特別支援学級では、学年をまたいで、また子どもの学力や特性に合わせて学習を行います。その分、担任する子が増えると当然、教材研究や準備する量が増えます。Kahoot!のように楽しみながら学べるツールは、特別支援学級内でどんどん使いたいところですが、問題を用意するのが大変です。しかし、生成AIを活用することで大幅な時短を実現することができました。今現在(令和6年6月末現在)、小学校の1年生~6年生の国語・算数・社会科・外国語を中心に448個のKahoot!を作成できているのは、生成AIの力なしには考えられません。
音読の自動採点機能を活用しよう
最後は、生成AIではないかもしれませんが、MicrosoftTeams内で利用できるReadingProgress(音読自動採点機能)の紹介です。ちなみにTeams以外でも活用することができます。
特別支援学級で音読の自動採点機能を使う良さとして
①音読の成果を見える化できる
②時間差で指導できる
という2点があります。特に②は、特別支援学級でとても重要です。
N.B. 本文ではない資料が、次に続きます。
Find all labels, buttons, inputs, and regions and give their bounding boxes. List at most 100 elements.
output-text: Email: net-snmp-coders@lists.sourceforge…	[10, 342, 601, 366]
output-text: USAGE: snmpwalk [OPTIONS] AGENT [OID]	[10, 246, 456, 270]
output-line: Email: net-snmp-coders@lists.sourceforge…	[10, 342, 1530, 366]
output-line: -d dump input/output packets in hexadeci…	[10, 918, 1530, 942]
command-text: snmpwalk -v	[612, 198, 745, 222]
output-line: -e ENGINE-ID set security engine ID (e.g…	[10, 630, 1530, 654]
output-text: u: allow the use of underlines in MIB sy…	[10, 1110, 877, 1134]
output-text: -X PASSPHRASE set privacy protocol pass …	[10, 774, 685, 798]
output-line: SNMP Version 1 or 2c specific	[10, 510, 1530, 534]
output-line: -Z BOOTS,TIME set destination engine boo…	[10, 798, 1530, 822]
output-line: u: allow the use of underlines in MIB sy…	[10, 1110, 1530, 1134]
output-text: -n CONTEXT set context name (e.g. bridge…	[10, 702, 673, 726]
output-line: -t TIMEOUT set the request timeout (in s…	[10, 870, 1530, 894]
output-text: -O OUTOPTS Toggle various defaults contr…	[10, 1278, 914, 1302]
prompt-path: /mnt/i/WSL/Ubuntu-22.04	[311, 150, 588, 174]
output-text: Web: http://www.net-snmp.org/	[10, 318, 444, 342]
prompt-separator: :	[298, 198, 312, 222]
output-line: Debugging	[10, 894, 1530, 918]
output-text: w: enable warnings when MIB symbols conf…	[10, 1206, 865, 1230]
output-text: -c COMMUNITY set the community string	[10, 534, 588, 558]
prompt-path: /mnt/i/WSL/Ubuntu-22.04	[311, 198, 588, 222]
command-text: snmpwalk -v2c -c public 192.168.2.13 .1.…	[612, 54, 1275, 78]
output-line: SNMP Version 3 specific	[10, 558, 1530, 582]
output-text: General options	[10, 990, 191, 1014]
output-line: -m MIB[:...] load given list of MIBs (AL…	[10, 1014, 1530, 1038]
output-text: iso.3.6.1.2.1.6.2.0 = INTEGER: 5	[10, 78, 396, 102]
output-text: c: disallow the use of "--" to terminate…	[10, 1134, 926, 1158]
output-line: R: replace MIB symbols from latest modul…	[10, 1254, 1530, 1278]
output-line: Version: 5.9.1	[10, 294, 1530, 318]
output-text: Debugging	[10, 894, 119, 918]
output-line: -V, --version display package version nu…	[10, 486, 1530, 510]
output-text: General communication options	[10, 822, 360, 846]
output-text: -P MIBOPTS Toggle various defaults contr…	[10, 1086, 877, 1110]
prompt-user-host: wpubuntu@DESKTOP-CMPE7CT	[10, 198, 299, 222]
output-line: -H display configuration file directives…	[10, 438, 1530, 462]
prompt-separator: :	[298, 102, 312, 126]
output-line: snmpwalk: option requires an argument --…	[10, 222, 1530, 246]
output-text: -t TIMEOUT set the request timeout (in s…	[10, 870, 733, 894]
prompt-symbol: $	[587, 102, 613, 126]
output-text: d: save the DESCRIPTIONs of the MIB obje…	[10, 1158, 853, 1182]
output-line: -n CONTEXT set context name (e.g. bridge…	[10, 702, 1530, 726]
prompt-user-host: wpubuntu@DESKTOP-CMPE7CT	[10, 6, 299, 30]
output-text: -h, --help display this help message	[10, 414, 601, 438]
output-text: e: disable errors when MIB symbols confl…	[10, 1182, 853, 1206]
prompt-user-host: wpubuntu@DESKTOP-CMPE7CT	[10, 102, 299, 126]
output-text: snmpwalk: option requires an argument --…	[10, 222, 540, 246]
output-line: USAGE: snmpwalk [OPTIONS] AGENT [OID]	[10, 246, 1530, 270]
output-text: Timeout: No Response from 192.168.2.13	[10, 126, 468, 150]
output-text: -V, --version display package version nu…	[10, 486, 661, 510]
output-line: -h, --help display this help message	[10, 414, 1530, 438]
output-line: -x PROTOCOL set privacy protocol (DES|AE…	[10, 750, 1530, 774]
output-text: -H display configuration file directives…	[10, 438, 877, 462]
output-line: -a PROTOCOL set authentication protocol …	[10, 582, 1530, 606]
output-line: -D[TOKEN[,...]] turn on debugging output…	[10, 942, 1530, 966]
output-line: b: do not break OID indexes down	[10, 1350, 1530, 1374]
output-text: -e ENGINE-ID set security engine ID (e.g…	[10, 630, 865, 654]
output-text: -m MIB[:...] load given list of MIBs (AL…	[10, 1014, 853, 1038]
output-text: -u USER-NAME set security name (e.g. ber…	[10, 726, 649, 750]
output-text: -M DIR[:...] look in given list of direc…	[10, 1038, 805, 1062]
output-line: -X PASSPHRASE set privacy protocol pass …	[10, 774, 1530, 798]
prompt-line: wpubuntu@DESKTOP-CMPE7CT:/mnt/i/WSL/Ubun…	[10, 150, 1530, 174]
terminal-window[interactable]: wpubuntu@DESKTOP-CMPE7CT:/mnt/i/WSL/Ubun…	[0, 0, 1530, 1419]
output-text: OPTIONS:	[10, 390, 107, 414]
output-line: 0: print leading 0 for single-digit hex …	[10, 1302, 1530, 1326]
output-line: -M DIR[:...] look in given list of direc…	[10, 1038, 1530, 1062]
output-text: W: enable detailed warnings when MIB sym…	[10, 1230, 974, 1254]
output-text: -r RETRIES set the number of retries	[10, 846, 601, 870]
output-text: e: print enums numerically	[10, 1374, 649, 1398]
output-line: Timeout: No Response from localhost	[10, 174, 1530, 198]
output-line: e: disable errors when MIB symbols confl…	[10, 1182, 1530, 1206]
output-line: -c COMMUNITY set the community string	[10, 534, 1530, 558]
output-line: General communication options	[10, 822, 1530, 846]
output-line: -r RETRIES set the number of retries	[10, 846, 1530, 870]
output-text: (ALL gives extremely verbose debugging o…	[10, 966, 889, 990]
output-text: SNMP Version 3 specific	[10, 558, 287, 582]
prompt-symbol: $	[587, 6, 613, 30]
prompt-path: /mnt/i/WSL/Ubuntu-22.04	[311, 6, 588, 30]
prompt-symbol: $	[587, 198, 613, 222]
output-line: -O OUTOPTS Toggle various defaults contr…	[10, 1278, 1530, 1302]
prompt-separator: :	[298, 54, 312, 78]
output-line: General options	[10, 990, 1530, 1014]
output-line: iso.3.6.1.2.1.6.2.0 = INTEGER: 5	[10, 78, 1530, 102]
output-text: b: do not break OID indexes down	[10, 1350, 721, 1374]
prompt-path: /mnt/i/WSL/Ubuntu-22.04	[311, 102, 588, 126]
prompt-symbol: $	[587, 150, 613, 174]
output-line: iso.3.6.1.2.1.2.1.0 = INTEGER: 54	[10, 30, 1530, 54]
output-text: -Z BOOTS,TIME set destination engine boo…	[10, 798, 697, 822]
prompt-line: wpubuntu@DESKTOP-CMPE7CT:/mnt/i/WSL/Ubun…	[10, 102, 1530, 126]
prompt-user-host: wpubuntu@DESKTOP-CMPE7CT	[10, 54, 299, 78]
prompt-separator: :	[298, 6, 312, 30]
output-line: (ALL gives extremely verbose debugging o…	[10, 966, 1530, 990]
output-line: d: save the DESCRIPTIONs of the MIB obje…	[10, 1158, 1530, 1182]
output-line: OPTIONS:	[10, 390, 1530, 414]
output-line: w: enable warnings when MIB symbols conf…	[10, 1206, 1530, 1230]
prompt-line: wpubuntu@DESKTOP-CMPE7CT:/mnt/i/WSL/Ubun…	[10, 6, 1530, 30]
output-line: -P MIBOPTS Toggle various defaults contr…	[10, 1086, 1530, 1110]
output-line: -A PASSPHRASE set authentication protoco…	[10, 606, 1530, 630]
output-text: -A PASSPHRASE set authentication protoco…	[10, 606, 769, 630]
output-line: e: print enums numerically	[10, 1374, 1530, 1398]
担任は、子どもが自分のペースで音読を行い、ビデオを通じて提出した後、都合の良い時に採点とフィードバックを行うことができます。これにより、個々のニーズに合わせた個別指導が可能になり、一人ひとりの進捗に応じた適切なサポートができます。また、担任は採点結果をもとに、子どもの読解力向上に必要な具体的な指導計画を立てることができ、効果的な指導が行えるようになります。Reading Progressは、自立した学習を促し、音読する能力を向上させるための強力なツールです。
おわりに
以上、特別支援学級で生成AIを活用した実践報告でした。生成AIを活用することで、教え方も学び方も働き方も大きく変わります!これからも生成AIを活用して教師人生を改革していきます!